競輪、やってみようかな・・・でも時間が無いから、またにしておこう。
名古屋オクトーバーフェストへGO!
大相撲観戦を終え、ホテルにチェックインしてシャワーを浴びてから、いよいよ名古屋オクトーバーフェストの会場へと繰り出す。フェストを訪れるのは今回が3回目。過去2回は昼だったので、夜飲みするのは初めてだ。
日が落ちた後とはいえ、夜も蒸し暑い。そこに来場者の熱気が加わるのだから、何とも言えないムンムンした雰囲気。これは一刻も早くビールをかっくらわねばなるまい。
会場を取り巻くようにビールショップがズラリと並んでおり、とても飲み切れないほど種類がある。ドイツビールは馴染みがないので、適当にチョイスさせてもらおう。まずはパウラーナーミュンヘラーというビールから。
「ドイツビールって値段がお高いなあ」
始めて来た人はそんなふうに思うかもしれない。そのわけはデポジット制を取っているからだ。つまり、最初の一杯はグラス代込みの値段で、2杯目はグラスと交換でおかわりするのでビール本来の値段のみ。お帰りの際にグラスを返却するとグラス代が戻ってくる。
ともあれ、グラスビールとおつまみのポテトを手に入れた。だが、テーブルに空きが見当たらない・・・仕方ないので、会場隅の植え込みに座って飲む。様子を見ながら、空き出たら滑り込むとしよう。
ステージでは、本場ドイツのバンドによる生演奏が始まる。おっと、空きを見つけた。テーブルに移動し、会場の雰囲気にどっぷり浸かろう。グループや家族連れがほとんどだが、私のような一人客も少なくない。どうせ酔ってしまえば同じことだ。
バンドは軽快な音楽を奏で、民族衣装を着た姉さんたちが踊りながら会場を盛り上げる。それにつられて、一人また一人と踊りの輪に加わる。会場のボルテージが上がったところでバンドが「乾杯の歌」を演奏。お客さん全員で乾杯をするという楽しい趣向だ。
「アインス、ツヴァイ、ドライ、ズッファ、プロスト!」
日本語に訳すなら「1、2、3、飲み干すぞ~、かんぱーい」となる。この時ばかりは知人も他人も関係ない。自分の周りにいる人と「プロスト」と叫びながらグラスをカチン。会場は一体感に包まれる。これがバンド演奏の途中で何回か繰り返されるのだ。

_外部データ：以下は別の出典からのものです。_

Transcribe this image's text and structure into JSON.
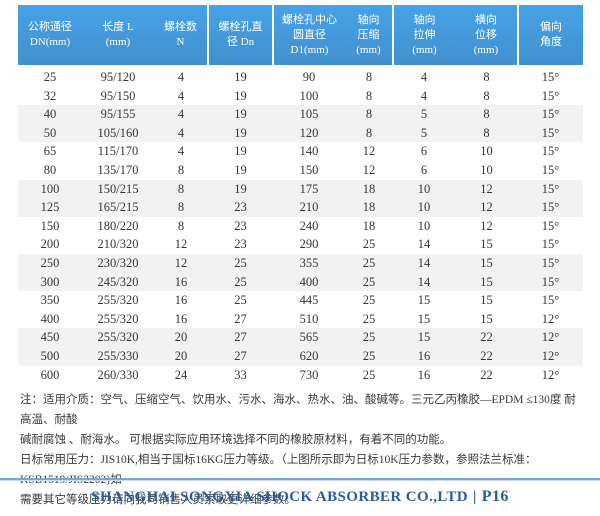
{
  "table": {
    "headers": [
      "公称通径\nDN(mm)",
      "长度 L\n(mm)",
      "螺栓数\nN",
      "螺栓孔直\n径 Dn",
      "螺栓孔中心\n圆直径\nD1(mm)",
      "轴向\n压缩\n(mm)",
      "轴向\n拉伸\n(mm)",
      "横向\n位移\n(mm)",
      "偏向\n角度"
    ],
    "rows": [
      [
        "25",
        "95/120",
        "4",
        "19",
        "90",
        "8",
        "4",
        "8",
        "15°"
      ],
      [
        "32",
        "95/150",
        "4",
        "19",
        "100",
        "8",
        "4",
        "8",
        "15°"
      ],
      [
        "40",
        "95/155",
        "4",
        "19",
        "105",
        "8",
        "5",
        "8",
        "15°"
      ],
      [
        "50",
        "105/160",
        "4",
        "19",
        "120",
        "8",
        "5",
        "8",
        "15°"
      ],
      [
        "65",
        "115/170",
        "4",
        "19",
        "140",
        "12",
        "6",
        "10",
        "15°"
      ],
      [
        "80",
        "135/170",
        "8",
        "19",
        "150",
        "12",
        "6",
        "10",
        "15°"
      ],
      [
        "100",
        "150/215",
        "8",
        "19",
        "175",
        "18",
        "10",
        "12",
        "15°"
      ],
      [
        "125",
        "165/215",
        "8",
        "23",
        "210",
        "18",
        "10",
        "12",
        "15°"
      ],
      [
        "150",
        "180/220",
        "8",
        "23",
        "240",
        "18",
        "10",
        "12",
        "15°"
      ],
      [
        "200",
        "210/320",
        "12",
        "23",
        "290",
        "25",
        "14",
        "15",
        "15°"
      ],
      [
        "250",
        "230/320",
        "12",
        "25",
        "355",
        "25",
        "14",
        "15",
        "15°"
      ],
      [
        "300",
        "245/320",
        "16",
        "25",
        "400",
        "25",
        "14",
        "15",
        "15°"
      ],
      [
        "350",
        "255/320",
        "16",
        "25",
        "445",
        "25",
        "15",
        "15",
        "15°"
      ],
      [
        "400",
        "255/320",
        "16",
        "27",
        "510",
        "25",
        "15",
        "15",
        "12°"
      ],
      [
        "450",
        "255/320",
        "20",
        "27",
        "565",
        "25",
        "15",
        "22",
        "12°"
      ],
      [
        "500",
        "255/330",
        "20",
        "27",
        "620",
        "25",
        "16",
        "22",
        "12°"
      ],
      [
        "600",
        "260/330",
        "24",
        "33",
        "730",
        "25",
        "16",
        "22",
        "12°"
      ]
    ]
  },
  "notes": {
    "lines": [
      "注：适用介质：空气、压缩空气、饮用水、污水、海水、热水、油、酸碱等。三元乙丙橡胶—EPDM ≤130度 耐高温、耐酸",
      "碱耐腐蚀 、耐海水。 可根据实际应用环境选择不同的橡胶原材料，有着不同的功能。",
      "日标常用压力：JIS10K,相当于国标16KG压力等级。（上图所示即为日标10K压力参数，参照法兰标准：KSB1519/JIS2202)如",
      "需要其它等级压力请向我司销售人员索取更详细参数。"
    ]
  },
  "footer": {
    "company": "SHANGHAI SONGXIA SHOCK ABSORBER CO.,LTD",
    "separator": "|",
    "page": "P16"
  },
  "colors": {
    "header_bg": "#4499dd",
    "header_text": "#ffffff",
    "row_stripe": "#f2f2f2",
    "body_text": "#363636",
    "footer_text": "#2b5c9e",
    "footer_rule": "#7aa6cf"
  }
}
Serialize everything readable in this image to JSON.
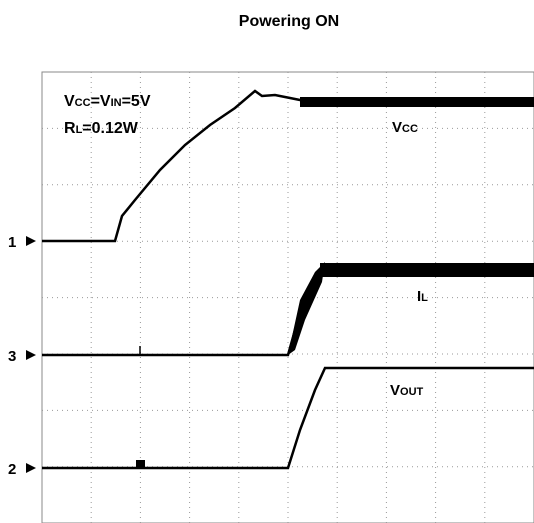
{
  "title": "Powering ON",
  "conditions": [
    {
      "parts": [
        "V",
        "CC",
        "=V",
        "IN",
        "=5V"
      ]
    },
    {
      "parts": [
        "R",
        "L",
        "=0.12W"
      ]
    }
  ],
  "trace_labels": [
    {
      "parts": [
        "V",
        "CC"
      ]
    },
    {
      "parts": [
        "I",
        "L"
      ]
    },
    {
      "parts": [
        "V",
        "OUT"
      ]
    }
  ],
  "channels": [
    "1",
    "3",
    "2"
  ]
}
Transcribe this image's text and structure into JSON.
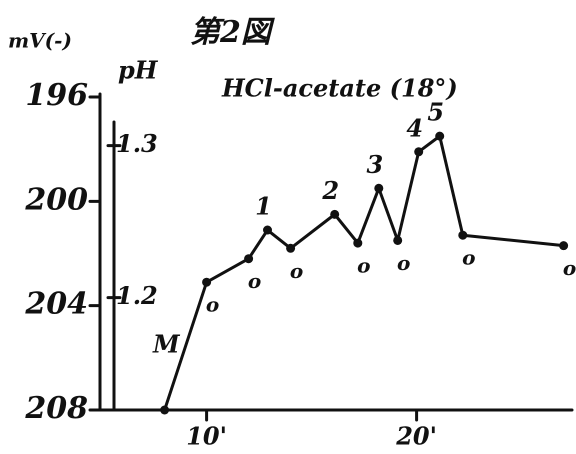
{
  "chart_data": {
    "type": "line",
    "title": "第2図",
    "subtitle": "HCl-acetate (18°)",
    "y_label": "mV(-)",
    "y2_label": "pH",
    "x": [
      8.0,
      10.0,
      12.0,
      12.9,
      14.0,
      16.1,
      17.2,
      18.2,
      19.1,
      20.1,
      21.1,
      22.2,
      27.0
    ],
    "series": [
      {
        "color": "#111111",
        "values": [
          208,
          203.1,
          202.2,
          201.1,
          201.8,
          200.5,
          201.6,
          199.5,
          201.5,
          198.1,
          197.5,
          201.3,
          201.7
        ],
        "point_labels": [
          "M",
          "o",
          "o",
          "1",
          "o",
          "2",
          "o",
          "3",
          "o",
          "4",
          "5",
          "o",
          "o"
        ]
      }
    ],
    "xlim": [
      5.4,
      27.4
    ],
    "xticks": [
      {
        "value": 10,
        "label": "10'"
      },
      {
        "value": 20,
        "label": "20'"
      }
    ],
    "ylim": [
      208,
      196
    ],
    "yticks": [
      196,
      200,
      204,
      208
    ],
    "y2lim": [
      1.126,
      1.332
    ],
    "y2ticks": [
      1.3,
      1.2
    ]
  }
}
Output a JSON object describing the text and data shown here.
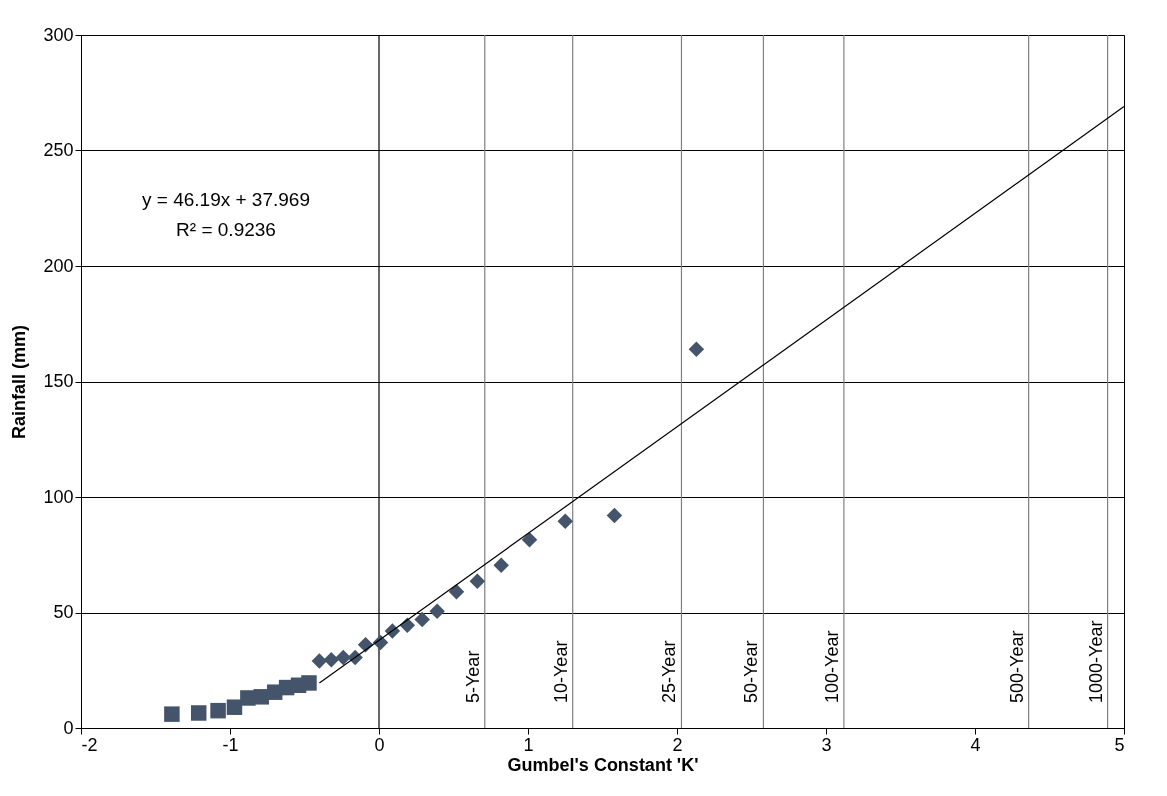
{
  "chart_data": {
    "type": "scatter",
    "xlabel": "Gumbel's Constant 'K'",
    "ylabel": "Rainfall (mm)",
    "xlim": [
      -2,
      5
    ],
    "xticks": [
      -2,
      -1,
      0,
      1,
      2,
      3,
      4,
      5
    ],
    "ylim": [
      0,
      300
    ],
    "yticks": [
      0,
      50,
      100,
      150,
      200,
      250,
      300
    ],
    "grid": "y",
    "series": [
      {
        "marker": "square",
        "color": "#44546a",
        "x": [
          -1.39,
          -1.21,
          -1.08,
          -0.97,
          -0.88,
          -0.79,
          -0.7,
          -0.62,
          -0.54,
          -0.47
        ],
        "values": [
          6,
          6.5,
          7.5,
          9,
          13,
          13.5,
          15.5,
          17.5,
          18.5,
          19.5
        ]
      },
      {
        "marker": "diamond",
        "color": "#44546a",
        "x": [
          -0.4,
          -0.32,
          -0.24,
          -0.16,
          -0.09,
          0.01,
          0.09,
          0.19,
          0.29,
          0.39,
          0.52,
          0.66,
          0.82,
          1.01,
          1.25,
          1.58,
          2.13
        ],
        "values": [
          29,
          29.5,
          30.5,
          30.5,
          36,
          37,
          42,
          44.5,
          47,
          50.5,
          59,
          63.5,
          70.5,
          81.5,
          89.5,
          92,
          164
        ]
      },
      {
        "type": "line",
        "color": "#000000",
        "x": [
          -0.4,
          5
        ],
        "values": [
          19.5,
          269
        ]
      }
    ],
    "ref_lines": [
      {
        "axis": "x",
        "value": 0,
        "color": "#000000"
      },
      {
        "axis": "x",
        "value": 0.71,
        "label": "5-Year",
        "color": "#808080"
      },
      {
        "axis": "x",
        "value": 1.3,
        "label": "10-Year",
        "color": "#808080"
      },
      {
        "axis": "x",
        "value": 2.03,
        "label": "25-Year",
        "color": "#808080"
      },
      {
        "axis": "x",
        "value": 2.58,
        "label": "50-Year",
        "color": "#808080"
      },
      {
        "axis": "x",
        "value": 3.12,
        "label": "100-Year",
        "color": "#808080"
      },
      {
        "axis": "x",
        "value": 4.36,
        "label": "500-Year",
        "color": "#808080"
      },
      {
        "axis": "x",
        "value": 4.89,
        "label": "1000-Year",
        "color": "#808080"
      }
    ],
    "annotations": [
      "y = 46.19x + 37.969",
      "R² = 0.9236"
    ]
  }
}
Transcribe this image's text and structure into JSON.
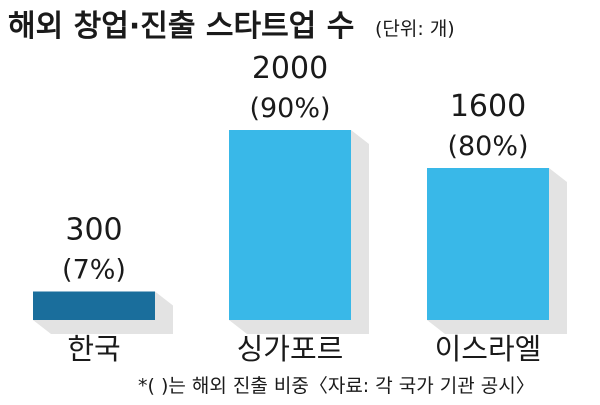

乾杯するにはビールが欲しい。おかわりは日本初上陸の無濾過ビールというリーゲレケラーをいただく。量は多めでも、暑いし、テンションが上がるのでどんどん飲める。おっと、またまた「プロスト」タイムだよ。ビールの祭典、スゴイぞ。
栄「世界の山ちゃん女子大店」~余韻なのか疲労なのか熱中症なのか
ビールの祭典での余韻を残しつつ、酒場へと繰り出す。熱気に包まれた会場を離れたが、やっぱり名古屋は熱帯夜だ。暑さでボーっとしながらも何とかたどり着いたのがお馴染みのチェーン店「世界の山ちゃん」女子大店。
4人掛けのテーブルに案内してもらい、まずは名物の幻の手羽先をいただこう。ビールにピッタリなのだが、ドイツビールをしこたま飲んできたので、ここは蒲郡みかんサワーという柑橘系にする。ついでに塩だれキャベツも。
幻の手羽先、スパイスが効いていて美味い。世界の山ちゃんで何度も食べているが、何度食べても美味い。でも、サワーにはちょっと合わないなあ。やっぱりビールの方がいい。あくまで個人の感想ではあるが・・・
それにしても、さすがに疲れたぞ。
そりゃそうだ。暑さと熱気のなかで、何度も何度も「プロスト」と大騒ぎしてしまったのだからな。店に行列ができているのに、4人掛けを1人で占拠しているのも心苦しい。なんだかクラクラしてきたぞ。今宵はこれにてお開きとするか。
〇〇〇
今回はここまでとします。読んでいただきありがとうございました。なお、このエッセイは2018年7月の忘備録なので、店の情報など現在とは異なる場合があります。